Defaults On The Rise
By Marc Tracy
Not only are Small Business Administration-backed loans falling at a precipitous rate; more and more of those outstanding are being defaulted on, Fortune reports. Specifically: 11.9% of SBA loans (under its flagship 7(a) and 504 programs) in fiscal year 2008 went into default, according to the Coleman Report. Wanna gulp some more? Fiscal year 2008 ended on Sept. 30. So the past five months--you know, the really horrific ones--aren't even factored in.
A look at the performance of these loans over recent years puts this number in slightly less alarming perspective, showing it to be more or less in line with past trends. The default rate in 2004 was 2.6%; 2007's was 8.4%. Graph them, and it gets a little less scary. At some point, though, the trend has to be stopped, no??
Indeed, it seems likely that what will slow the trend is the very thing that we elsewhere complain about: lenders' continued (over-)pickiness in deciding to whom, particularly among small businesses, to grant credit. An advantage of this overabundance of caution is it would seem likely to decrease defaults, or at least slow rates of increase.

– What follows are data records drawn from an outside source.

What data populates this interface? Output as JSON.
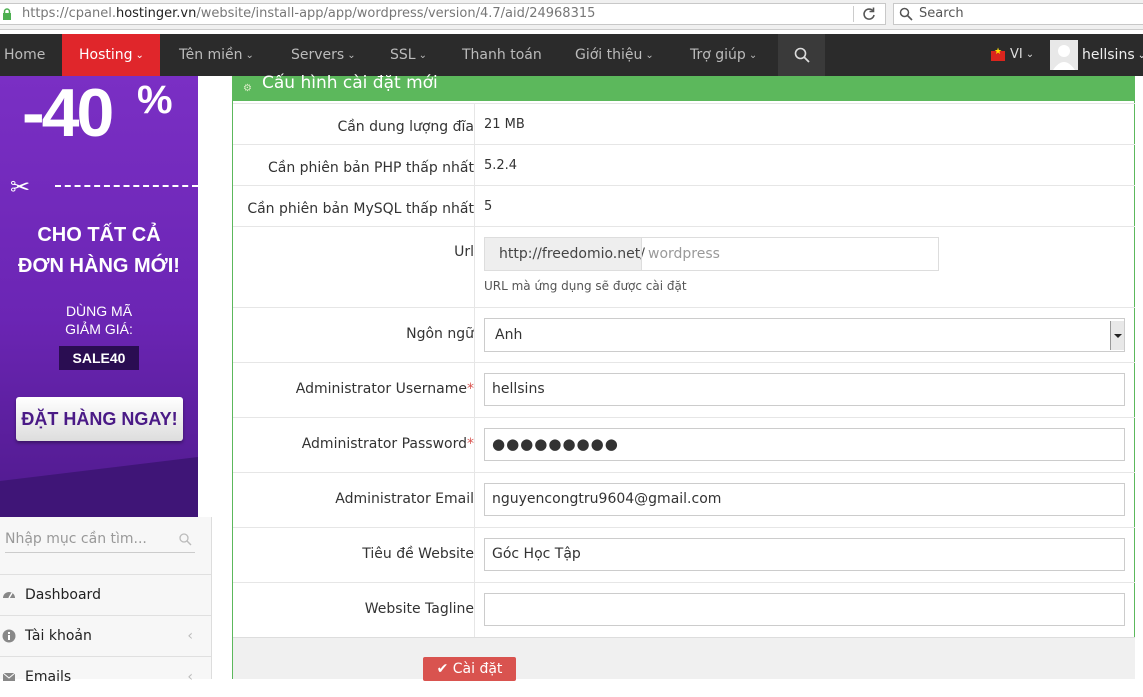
{
  "browser": {
    "url_prefix": "https://cpanel.",
    "url_domain": "hostinger.vn",
    "url_path": "/website/install-app/app/wordpress/version/4.7/aid/24968315",
    "search_placeholder": "Search"
  },
  "nav": {
    "home": "Home",
    "hosting": "Hosting",
    "domains": "Tên miền",
    "servers": "Servers",
    "ssl": "SSL",
    "billing": "Thanh toán",
    "about": "Giới thiệu",
    "help": "Trợ giúp",
    "language": "VI",
    "username": "hellsins",
    "chevron": "⌄"
  },
  "banner": {
    "discount": "-40",
    "percent": "%",
    "offer_line1": "CHO TẤT CẢ",
    "offer_line2": "ĐƠN HÀNG MỚI!",
    "code_label_line1": "DÙNG MÃ",
    "code_label_line2": "GIẢM GIÁ:",
    "code": "SALE40",
    "cta": "ĐẶT HÀNG NGAY!",
    "colors": {
      "primary": "#7a2fc4",
      "dark": "#3f1577"
    }
  },
  "sidebar": {
    "search_placeholder": "Nhập mục cần tìm...",
    "items": [
      {
        "label": "Dashboard",
        "icon": "dashboard-icon"
      },
      {
        "label": "Tài khoản",
        "icon": "info-icon",
        "arrow": "‹"
      },
      {
        "label": "Emails",
        "icon": "email-icon",
        "arrow": "‹"
      }
    ]
  },
  "form": {
    "title": "Cấu hình cài đặt mới",
    "disk_label": "Cần dung lượng đĩa",
    "disk_value": "21 MB",
    "php_label": "Cần phiên bản PHP thấp nhất",
    "php_value": "5.2.4",
    "mysql_label": "Cần phiên bản MySQL thấp nhất",
    "mysql_value": "5",
    "url_label": "Url",
    "url_prefix": "http://freedomio.net/",
    "url_placeholder": "wordpress",
    "url_help": "URL mà ứng dụng sẽ được cài đặt",
    "language_label": "Ngôn ngữ",
    "language_value": "Anh",
    "username_label": "Administrator Username",
    "username_value": "hellsins",
    "password_label": "Administrator Password",
    "password_value": "●●●●●●●●●",
    "email_label": "Administrator Email",
    "email_value": "nguyencongtru9604@gmail.com",
    "site_title_label": "Tiêu đề Website",
    "site_title_value": "Góc Học Tập",
    "tagline_label": "Website Tagline",
    "tagline_value": "",
    "required_mark": "*",
    "install_button": "Cài đặt",
    "colors": {
      "header": "#5cb85c",
      "button": "#d9534f"
    }
  }
}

The one other problem with all this defaulting, though, is who is getting defaulted on. The answer, of course, given the administration's recent policies aimed at boosting small-business lending (which we've largely, if tentatively, applauded), is that it will be to an increasing extent the federal goverment--which is to say, the taxpayers--that is being defaulted on, given that the SBA is soon to assume the burden and risk of guaranteeing 90% of most SBA loans.
The SBA ended up paying 1.9% of all money disbursed under SBA-backed loans last year, dramatically up from .4% in FY 2004. But, even if overall defaults fall for the reasons we laid out in the previous paragraph, we can expect the amount the SBA is on the hook for to rise given that increased guarantee. Now, maybe that's a good thing: after all, the whole idea is to give banks less to lose and therefore to coax them into lending again.
That said, this increasing disconnect between private lenders' power to make the loans (which is all-but absolute) and their risk on those loans (which is ever-shrinking) does make one wonder if wouldn't just be much more efficient to have the SBA just make these loans itself. Some food for thought.